Behind the Scenes: Improved Personalization and Targeting
The biggest improvements, however, are hidden away behind the scenes. You can’t see them, not directly at least, but you do benefit from them. We have put a ton of work into improving the targeting of our attacks to ensure a more personalized and effective experience. This is, and always will be, the core of Pistachio.
To try to give you some insight into everything we have been doing, here are some of the changes we made:
1. Improved the way we match users with relevant content by looking more holistically at the information we have, rather than matching on individual pieces of information. This ensures that an IT Director that is a member of a Sales group is more likely to receive a simulation focused on Azure rather than HubSpot.
2. Created a system for ensuring that a given user receives a high degree of variety not just across categories and tactics, but also the software used.
3. Created a system for ensuring that a given organization also receives that variety, so that a group of users that all look very much alike initially still experience a wide range of attacks.
4. Adjusted the weightings that decide how our different scoring systems work together to ensure a better final result.
We also improved our internal systems for monitoring how these changes work to see whether we are moving in the right direction in making your organization more secure.
A Preview of 2024
It is very important to us that we don’t turn Pistachio into some overly complex monstrosity with a million buttons and toggles that no one uses. Almost all of the features added above operate automatically in the background so that each customer benefits without ever having to do a thing. The changes that do require interaction, like the compliance report and management report, are there for customers that need them but don’t distract from the product for those that don’t.

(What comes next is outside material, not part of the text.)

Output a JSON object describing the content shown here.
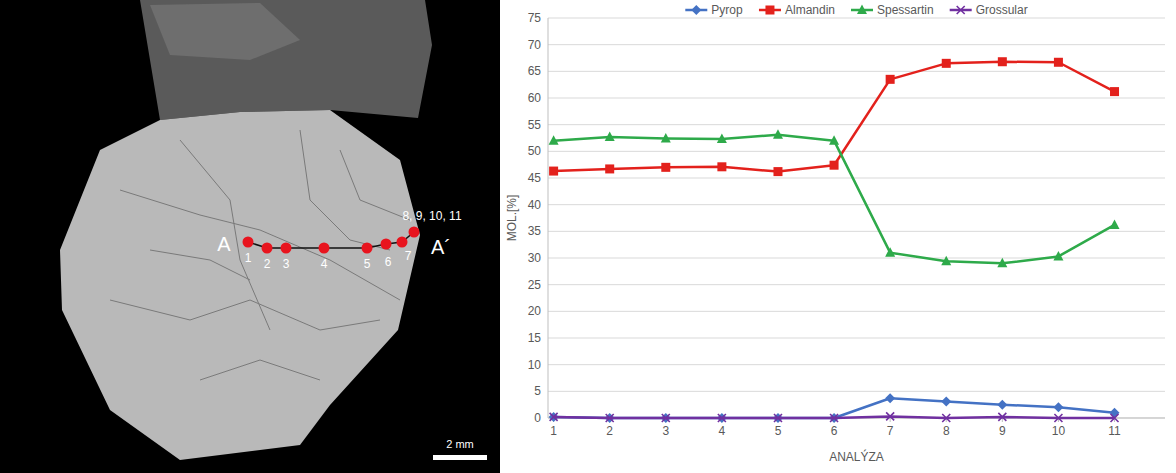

And that is how we plan on keeping it. Our main goal for 2024 is to improve the content (more and better attacks covering more software, locations, tactics, etc.), the targeting (better attack selection), and the overall experience for end users. Many of the changes will be subtle, but the impact will be large.
To all of our customers, we would like to say thank you. Thank you for believing in us, and believing in our product. Your support means the world to us.